The Post’s story is the latest in a string documenting the supposed death of outdoor dining, which in fact will continue to be an option. Last month, the New York Times published an op-ed titled “The Death of Outdoor Dining Is a Blow to New York’s Vitality.” It followed a July story from Streetsblog, which reported that only 23 restaurants had public hearings conducted or scheduled for their applications. This was presented as evidence that outdoor dining was doomed, but those hearings are required only for curbside setups, and the city had already received hundreds of applications by then. Many restaurateurs were waiting it out for the August 3 deadline so they could keep their existing structures up as long as possible.

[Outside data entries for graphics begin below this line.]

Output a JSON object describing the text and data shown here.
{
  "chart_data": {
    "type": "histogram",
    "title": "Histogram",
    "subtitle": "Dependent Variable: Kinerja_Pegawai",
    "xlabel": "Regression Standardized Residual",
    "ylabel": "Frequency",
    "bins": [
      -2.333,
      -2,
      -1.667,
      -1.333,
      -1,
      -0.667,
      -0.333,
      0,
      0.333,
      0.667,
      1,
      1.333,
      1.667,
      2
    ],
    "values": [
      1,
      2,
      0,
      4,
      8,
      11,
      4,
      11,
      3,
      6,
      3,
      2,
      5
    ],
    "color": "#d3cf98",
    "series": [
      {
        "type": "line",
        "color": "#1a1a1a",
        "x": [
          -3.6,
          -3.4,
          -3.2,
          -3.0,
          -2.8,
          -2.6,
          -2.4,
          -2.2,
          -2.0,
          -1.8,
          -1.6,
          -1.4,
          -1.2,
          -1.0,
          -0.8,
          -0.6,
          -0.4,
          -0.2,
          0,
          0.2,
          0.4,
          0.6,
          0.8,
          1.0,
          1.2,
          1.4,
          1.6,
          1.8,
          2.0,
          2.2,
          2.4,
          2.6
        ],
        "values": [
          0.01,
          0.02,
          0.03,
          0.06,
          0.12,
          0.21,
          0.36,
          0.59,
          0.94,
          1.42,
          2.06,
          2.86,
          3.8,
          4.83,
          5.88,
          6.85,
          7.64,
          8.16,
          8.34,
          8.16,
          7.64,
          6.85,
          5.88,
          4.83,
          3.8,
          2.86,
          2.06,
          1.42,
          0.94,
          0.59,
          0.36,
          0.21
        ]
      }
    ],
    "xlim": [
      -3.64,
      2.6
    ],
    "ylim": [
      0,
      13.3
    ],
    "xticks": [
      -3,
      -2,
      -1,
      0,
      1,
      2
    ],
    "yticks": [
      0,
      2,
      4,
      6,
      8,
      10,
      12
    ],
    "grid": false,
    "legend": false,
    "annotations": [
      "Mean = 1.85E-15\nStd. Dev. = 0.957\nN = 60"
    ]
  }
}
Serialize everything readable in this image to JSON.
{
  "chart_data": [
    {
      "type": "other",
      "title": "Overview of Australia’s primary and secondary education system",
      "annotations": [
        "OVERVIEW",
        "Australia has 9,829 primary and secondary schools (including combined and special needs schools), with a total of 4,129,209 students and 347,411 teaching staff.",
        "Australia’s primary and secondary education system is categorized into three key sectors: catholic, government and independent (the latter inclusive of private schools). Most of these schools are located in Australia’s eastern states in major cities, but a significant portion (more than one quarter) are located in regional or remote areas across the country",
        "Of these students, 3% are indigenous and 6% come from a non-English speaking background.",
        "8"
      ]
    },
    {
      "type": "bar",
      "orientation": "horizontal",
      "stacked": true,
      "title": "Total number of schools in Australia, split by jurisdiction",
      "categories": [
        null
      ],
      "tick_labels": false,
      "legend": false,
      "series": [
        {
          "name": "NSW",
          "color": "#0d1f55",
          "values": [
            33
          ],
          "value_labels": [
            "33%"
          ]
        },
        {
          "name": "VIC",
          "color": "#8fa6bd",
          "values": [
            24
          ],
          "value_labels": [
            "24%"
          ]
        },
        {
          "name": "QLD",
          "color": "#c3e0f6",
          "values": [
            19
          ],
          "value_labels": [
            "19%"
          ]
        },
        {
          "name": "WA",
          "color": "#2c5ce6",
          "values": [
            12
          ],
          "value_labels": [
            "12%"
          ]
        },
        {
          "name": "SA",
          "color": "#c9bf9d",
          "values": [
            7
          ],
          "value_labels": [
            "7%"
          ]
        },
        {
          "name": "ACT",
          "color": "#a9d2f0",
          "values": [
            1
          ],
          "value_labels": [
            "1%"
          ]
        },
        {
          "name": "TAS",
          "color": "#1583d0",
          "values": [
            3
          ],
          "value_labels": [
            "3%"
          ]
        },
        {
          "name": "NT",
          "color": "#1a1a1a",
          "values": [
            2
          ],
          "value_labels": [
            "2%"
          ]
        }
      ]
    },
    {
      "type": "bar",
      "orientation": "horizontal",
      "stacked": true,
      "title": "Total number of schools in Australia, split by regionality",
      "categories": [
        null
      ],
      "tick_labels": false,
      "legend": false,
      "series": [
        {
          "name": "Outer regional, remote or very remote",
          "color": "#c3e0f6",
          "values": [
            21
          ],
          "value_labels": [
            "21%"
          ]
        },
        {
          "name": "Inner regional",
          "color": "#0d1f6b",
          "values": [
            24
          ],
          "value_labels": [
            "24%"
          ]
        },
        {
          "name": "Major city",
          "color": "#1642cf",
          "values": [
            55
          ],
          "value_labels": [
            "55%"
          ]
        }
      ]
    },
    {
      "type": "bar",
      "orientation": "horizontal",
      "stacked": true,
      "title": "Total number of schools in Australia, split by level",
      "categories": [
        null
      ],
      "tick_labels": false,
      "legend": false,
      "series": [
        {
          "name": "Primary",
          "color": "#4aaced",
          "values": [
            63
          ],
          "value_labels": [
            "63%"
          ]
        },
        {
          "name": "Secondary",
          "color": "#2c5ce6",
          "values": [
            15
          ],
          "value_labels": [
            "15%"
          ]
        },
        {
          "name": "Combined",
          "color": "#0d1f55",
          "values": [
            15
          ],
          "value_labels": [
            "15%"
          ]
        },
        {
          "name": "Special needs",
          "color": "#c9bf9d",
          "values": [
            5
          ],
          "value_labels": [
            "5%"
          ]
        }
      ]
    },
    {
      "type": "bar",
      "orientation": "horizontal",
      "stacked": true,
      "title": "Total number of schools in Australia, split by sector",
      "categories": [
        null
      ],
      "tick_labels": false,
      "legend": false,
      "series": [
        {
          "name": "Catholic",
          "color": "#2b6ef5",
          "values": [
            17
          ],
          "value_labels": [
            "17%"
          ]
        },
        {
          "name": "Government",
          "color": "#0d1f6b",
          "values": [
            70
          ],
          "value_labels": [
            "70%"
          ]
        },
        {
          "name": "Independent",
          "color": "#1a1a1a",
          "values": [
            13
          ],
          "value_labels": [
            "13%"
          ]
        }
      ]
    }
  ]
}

According to the New York Hospitality Alliance, 40 percent of the 214 respondents who aren’t continuing with outdoor dining shared that they wouldn’t have enough seating to make it worthwhile. Another 38 percent said that having to remove the structures annually would be too expensive; dismantling and storing the setups every winter will cost money that some don’t have. And there are other expenses, such as the expeditors and architects that restaurants are using to make sure their applicants get through. Other potential applicants may have been discouraged by language barriers, as the application is available only in English and Spanish.
But not every restaurateur in New York is up in arms about the changes, even if they think the application process could’ve been more equitable or easier for those without specialized knowledge.
At One White Street, Johnson says, the restaurant’s dining shed was typically a second option for customers. It would fill up less whenever the weather was nice enough for sidewalk seating. “I don’t feel like we’re losing anything,” he says. “I’m over the shed, because nobody wants to sit in the shed when it’s so beautiful outside.”